|by Eden Bailie|
there were only elements and planetary breaths, water cooling magma, birth, creation-eating-creation, fungi feeding from a purer death
no cathedrals for praise, only treetops, trees for everyone
with swaying leaf steeples reaching up and out to touch a creator’s fingertip
and early-age worshippers led home in quiet night forests by shaman oaks.
then theft, progression
european shovels cutting
invisible lines drawn to separate unknowing dirt
learning how to disassemble fibers of wood and rearrange them into the shape of home and capitol buildings; the process repeated until Forest became foreign
and the darkness between trees no longer guided by shamans but polluted by folktale witches
then the patches of dirt United.
and the soil became all-American, red
checker picnic blanketed, striped and starred, cherry flavored,
chewed and fracked by metal teeth;
our nature reduced to national park pamphlets sitting in glove compartments with ketchup packets
— and now, we’re left to pick up the pieces, with a segmented history of our relationship with earth
mantras of fear hovering above us in hot clouds
while we contribute to a sour system because that’s all we know.
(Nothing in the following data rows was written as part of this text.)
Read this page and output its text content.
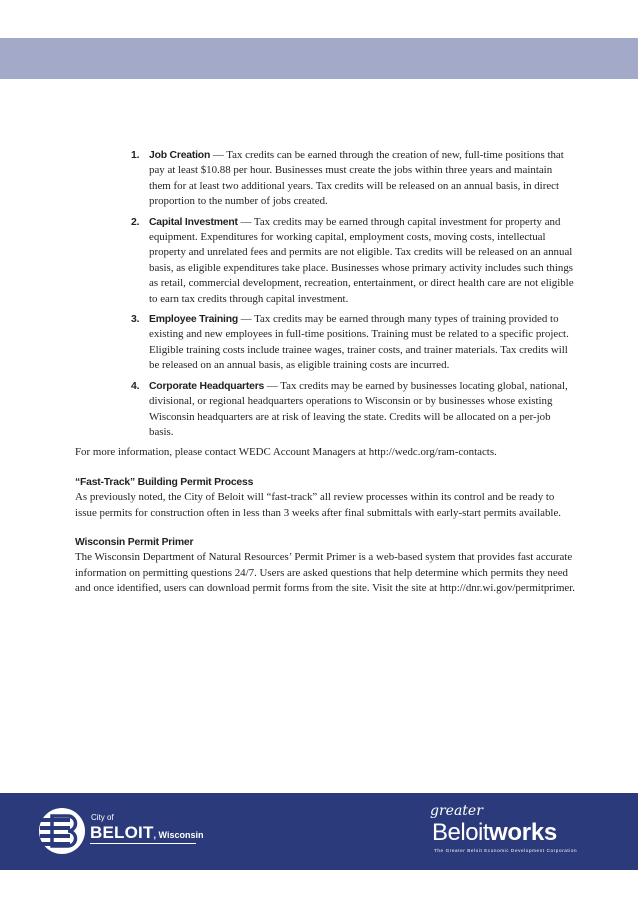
1. Job Creation — Tax credits can be earned through the creation of new, full-time positions that pay at least $10.88 per hour. Businesses must create the jobs within three years and maintain them for at least two additional years. Tax credits will be released on an annual basis, in direct proportion to the number of jobs created.
2. Capital Investment — Tax credits may be earned through capital investment for property and equipment. Expenditures for working capital, employment costs, moving costs, intellectual property and unrelated fees and permits are not eligible. Tax credits will be released on an annual basis, as eligible expenditures take place. Businesses whose primary activity includes such things as retail, commercial development, recreation, entertainment, or direct health care are not eligible to earn tax credits through capital investment.
3. Employee Training — Tax credits may be earned through many types of training provided to existing and new employees in full-time positions. Training must be related to a specific project. Eligible training costs include trainee wages, trainer costs, and trainer materials. Tax credits will be released on an annual basis, as eligible training costs are incurred.
4. Corporate Headquarters — Tax credits may be earned by businesses locating global, national, divisional, or regional headquarters operations to Wisconsin or by businesses whose existing Wisconsin headquarters are at risk of leaving the state. Credits will be allocated on a per-job basis.

For more information, please contact WEDC Account Managers at http://wedc.org/ram-contacts.

“Fast-Track” Building Permit Process

As previously noted, the City of Beloit will “fast-track” all review processes within its control and be ready to issue permits for construction often in less than 3 weeks after final submittals with early-start permits available.

Wisconsin Permit Primer

The Wisconsin Department of Natural Resources’ Permit Primer is a web-based system that provides fast accurate information on permitting questions 24/7. Users are asked questions that help determine which permits they need and once identified, users can download permit forms from the site. Visit the site at http://dnr.wi.gov/permitprimer.

City of
BELOIT, Wisconsin
greater
Beloitworks
The Greater Beloit Economic Development Corporation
and guilty shaking questions of
what to do
how to do it
float up and dissipate like steam
as we watch our children run through fields that won’t be there for their children
so we hand our hope to them like a smoldering torch.
we decide to give them what remains; give them seeds to plant what will be
let them be born in their own homes
into the feeling of knitted wool and wooden floors
let them paint with beets, chew on roots
teach them to pray over bee homes
give them backyards with a swell of decomposing scraps to feed the ground;
this year’s tomatoes feeding the next, this year’s children teaching the next
until the wounds heal.
Eden Bailie is a published poet and student based in Bethlehem, where she reads and writes to pass the time until the world ends.